1986 zerstritten sich Rubin und Simmons und ein neues Rubin-Label wurde geboren: Def Americans, 1993 in American Recordings umbenannt. Überhaupt gibt es jede Menge Reibereien mit Künstlern und Rubin, dessen Ego genauso eindrucksvoll ist wie sein Rauschebart. Malcolm Young von AC/DC ist nach der Zusammenarbeit überhaupt nicht mehr gut auf ihn zu sprechen und auch die Beastie Boys gehen ihm lieber aus dem Weg.

Rubin widmet sich jedoch Musikrichtungen aller Art, wenn ihm der jeweilige Sound etwas bedeutet: So gibt es von ihm produzierte Alben über Genre-Grenzen hinweg und er veredelt den Heavy Metal von Slayer ("Reign In Blood" - 1986) genauso wie den Hip-Hop von Public Enemy oder den rohen Indie-Rock der Red Hot Chili Peppers, denen mit ihrem bereits fünften Album "Blood Sugar Sex Magik" (1991) ein Meisterwerk gelingt. Rubin reduziert deren Sound auf die Grundbausteine, so dass diese nun geradezu präzise und klar klingen. Seither produziert Rubin übrigens jedes weitere Album der kalifornischen Band.

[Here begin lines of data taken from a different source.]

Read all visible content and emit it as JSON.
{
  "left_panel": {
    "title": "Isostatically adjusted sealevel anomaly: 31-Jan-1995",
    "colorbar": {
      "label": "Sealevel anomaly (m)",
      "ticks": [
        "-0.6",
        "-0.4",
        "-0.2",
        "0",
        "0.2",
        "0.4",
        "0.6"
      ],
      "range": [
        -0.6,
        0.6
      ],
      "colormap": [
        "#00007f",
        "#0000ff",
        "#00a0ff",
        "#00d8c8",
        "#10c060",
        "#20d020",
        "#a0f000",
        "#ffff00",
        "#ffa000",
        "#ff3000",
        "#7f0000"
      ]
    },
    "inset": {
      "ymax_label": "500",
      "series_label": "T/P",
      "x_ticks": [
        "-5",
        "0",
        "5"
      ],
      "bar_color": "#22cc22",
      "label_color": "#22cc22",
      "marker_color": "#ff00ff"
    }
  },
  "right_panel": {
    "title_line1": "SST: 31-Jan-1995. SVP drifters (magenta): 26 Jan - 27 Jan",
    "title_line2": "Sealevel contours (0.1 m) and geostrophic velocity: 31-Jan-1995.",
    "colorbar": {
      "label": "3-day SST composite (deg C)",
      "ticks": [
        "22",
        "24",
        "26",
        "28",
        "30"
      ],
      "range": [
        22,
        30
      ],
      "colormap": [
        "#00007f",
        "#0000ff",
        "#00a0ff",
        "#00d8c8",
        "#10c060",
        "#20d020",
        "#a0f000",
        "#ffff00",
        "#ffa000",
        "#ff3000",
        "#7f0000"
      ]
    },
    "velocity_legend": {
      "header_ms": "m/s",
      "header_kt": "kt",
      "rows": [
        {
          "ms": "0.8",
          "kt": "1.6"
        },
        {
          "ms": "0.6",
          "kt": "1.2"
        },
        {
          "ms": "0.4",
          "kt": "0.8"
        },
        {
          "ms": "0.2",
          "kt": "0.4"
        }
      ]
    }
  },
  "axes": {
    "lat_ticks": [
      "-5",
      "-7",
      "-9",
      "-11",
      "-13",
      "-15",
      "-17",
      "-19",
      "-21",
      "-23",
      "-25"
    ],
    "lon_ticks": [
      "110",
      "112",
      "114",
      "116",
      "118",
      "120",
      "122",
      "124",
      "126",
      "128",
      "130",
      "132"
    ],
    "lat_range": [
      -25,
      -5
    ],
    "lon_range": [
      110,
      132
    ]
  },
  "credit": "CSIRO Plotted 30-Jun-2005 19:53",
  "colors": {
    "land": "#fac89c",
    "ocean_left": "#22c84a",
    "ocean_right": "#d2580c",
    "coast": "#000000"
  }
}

Video: Red Hot Chili Peppers - Give It Away

1994: Die Zusammenarbeit mit dem alternden Johnny Cash wird zum hingebungsvollen Akt, denn  die beiden werden nicht nur Freunde, sondern Rubin schenkt dem "Man In Black" mit dem Album "American Recordings" eine zweite Karriere, in der eine neue Generation den Country-Star kennen und lieben lernt.

Es folgt eine ganze Albenreihe, die mit "American VI: Ain’t No Grave" endete. Alle Songs darauf wurden zwischen dem Tod seiner Frau June im Mai bis zu Cashs eigenem Tod im September 2003 aufgenommen, als er schwer krank und bereits fast gänzlich erblindet im Rollstuhl saß. Tonspion schrieb damals: 

"Wieder schafft es die von Rubin spartanisch in Szene gesetzte Musik, dass man vom ersten bis zum letzten Song gebannt an den Lippen des charismatischen Sängers hängt".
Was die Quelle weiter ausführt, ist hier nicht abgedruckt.